So ya notice anything different between these two images?

versus

How about now?

versus

Golly! The reason for the “jaggies” is because I only used one ray per pixel. As I step pixel by pixel and row by row (image space), I’m also stepping in world space.

The image space goes from (0,0) to (w,h) and my world space goes from (-0.5,-0.5) to (+0.5, +0.5). In this case w=h=size cuz I wanted to make square images. Udderwize, I’d use an x_inc and a y_inc…

Here is what the main loop looks like:

    public RenderedImage traceBall( Settings settings, BufferedImage image ) {
        double size = settings.getSize();

        double x = -0.5;
        double y = -0.5;
        double inc = 1 / size;

        Pt start = new Pt( -0.5, -0.5, 0 );
        Pt stop = new Pt();

        for ( int i = 0 ; i < size ; i++, y+= inc ) {
            x = -0.5;
            start.setY( y );
            for ( int j = 0 ; j < size ; j++, x+= inc ) {
                start.setX( x );
                stop.copy( start );
                stop.setZ( -1 );
                image.setRGB( 
                      j
                    , i
                    , this.traceRay( start, stop, settings ).getRGB()
                );
            }
        }
        return image;
    }

The traceRay routine will use 1 of three implementations depending on the settings: simple (1 ray, no light), light (1 ray, 1 light) or accumulate(n^2 rays, 1 light).

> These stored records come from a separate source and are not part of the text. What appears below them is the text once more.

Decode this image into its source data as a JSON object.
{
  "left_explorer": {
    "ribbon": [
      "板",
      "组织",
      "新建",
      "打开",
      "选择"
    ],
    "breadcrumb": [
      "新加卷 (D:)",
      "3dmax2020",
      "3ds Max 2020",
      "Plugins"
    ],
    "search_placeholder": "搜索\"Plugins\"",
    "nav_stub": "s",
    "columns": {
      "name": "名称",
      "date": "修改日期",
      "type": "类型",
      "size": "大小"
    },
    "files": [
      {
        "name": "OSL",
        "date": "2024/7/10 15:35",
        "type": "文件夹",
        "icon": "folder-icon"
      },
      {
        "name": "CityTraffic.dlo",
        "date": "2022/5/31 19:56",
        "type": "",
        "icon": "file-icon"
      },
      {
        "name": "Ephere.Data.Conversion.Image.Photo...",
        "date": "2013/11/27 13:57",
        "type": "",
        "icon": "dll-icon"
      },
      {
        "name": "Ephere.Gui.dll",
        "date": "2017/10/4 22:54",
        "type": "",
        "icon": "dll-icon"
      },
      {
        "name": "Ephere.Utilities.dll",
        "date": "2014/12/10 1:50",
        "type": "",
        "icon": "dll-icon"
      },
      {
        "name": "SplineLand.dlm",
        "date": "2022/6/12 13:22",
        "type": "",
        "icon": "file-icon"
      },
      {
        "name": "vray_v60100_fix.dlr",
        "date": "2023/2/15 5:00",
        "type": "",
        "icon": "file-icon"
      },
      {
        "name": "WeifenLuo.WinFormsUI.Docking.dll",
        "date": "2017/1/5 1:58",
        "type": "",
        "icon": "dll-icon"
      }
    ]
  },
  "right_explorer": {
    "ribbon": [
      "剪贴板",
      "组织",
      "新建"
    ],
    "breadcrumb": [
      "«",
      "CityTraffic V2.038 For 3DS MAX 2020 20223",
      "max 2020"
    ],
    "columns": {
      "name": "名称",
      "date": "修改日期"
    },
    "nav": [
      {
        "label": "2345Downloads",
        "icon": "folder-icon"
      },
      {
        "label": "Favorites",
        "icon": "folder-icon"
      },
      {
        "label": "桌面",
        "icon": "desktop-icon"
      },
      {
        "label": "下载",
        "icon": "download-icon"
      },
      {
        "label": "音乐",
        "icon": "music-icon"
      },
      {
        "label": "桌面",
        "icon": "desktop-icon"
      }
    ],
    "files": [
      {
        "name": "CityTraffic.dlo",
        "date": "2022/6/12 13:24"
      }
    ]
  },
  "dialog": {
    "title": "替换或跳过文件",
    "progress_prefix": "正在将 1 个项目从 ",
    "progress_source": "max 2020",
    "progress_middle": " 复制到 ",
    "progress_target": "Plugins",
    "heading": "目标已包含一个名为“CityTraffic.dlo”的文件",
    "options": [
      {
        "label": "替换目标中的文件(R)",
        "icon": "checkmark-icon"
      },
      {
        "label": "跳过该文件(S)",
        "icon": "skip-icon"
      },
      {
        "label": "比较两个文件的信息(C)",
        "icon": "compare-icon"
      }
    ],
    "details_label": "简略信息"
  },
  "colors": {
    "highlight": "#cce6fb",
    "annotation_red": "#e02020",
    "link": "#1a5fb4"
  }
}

Accumulate just steps from (x,y) to (x+inc,y+inc) in (inc/n) steps:

   public Rgbank accumulate_traceRay( Pt start, Pt stop, Settings settings ) {
        Rgbank accum = new Rgbank( 0, 0, 0, 0 );
        double size = settings.getSize();
        double inc = 1 / size;
        double sub_div = settings.getRays();
        double sub_inc = inc / sub_div;

        double xend = start.getX() + inc;
        double yend = start.getY() + inc;

        Pt start_sub = new Pt( start );
        Pt stop_sub = new Pt( stop );

        for ( double y = start.getY() ; y < yend; y+= sub_inc ) {
            start_sub.setY( y );
             stop_sub.setY( y );

            for ( double x = start.getX() ; x < xend ; x+= sub_inc ) {
                start_sub.setX( x );
                 stop_sub.setX( x );

                Rgbank color = this.light_traceRay( start_sub, stop_sub, settings );
                accum.add( color );
            }
        }
        
        Rgbank color = new Rgbank( accum );
        color.divide( sub_div * sub_div );
        return color;
    }

And that’s all there is too it! At this point RayBall.java contains the complete listing, but no more spoilers…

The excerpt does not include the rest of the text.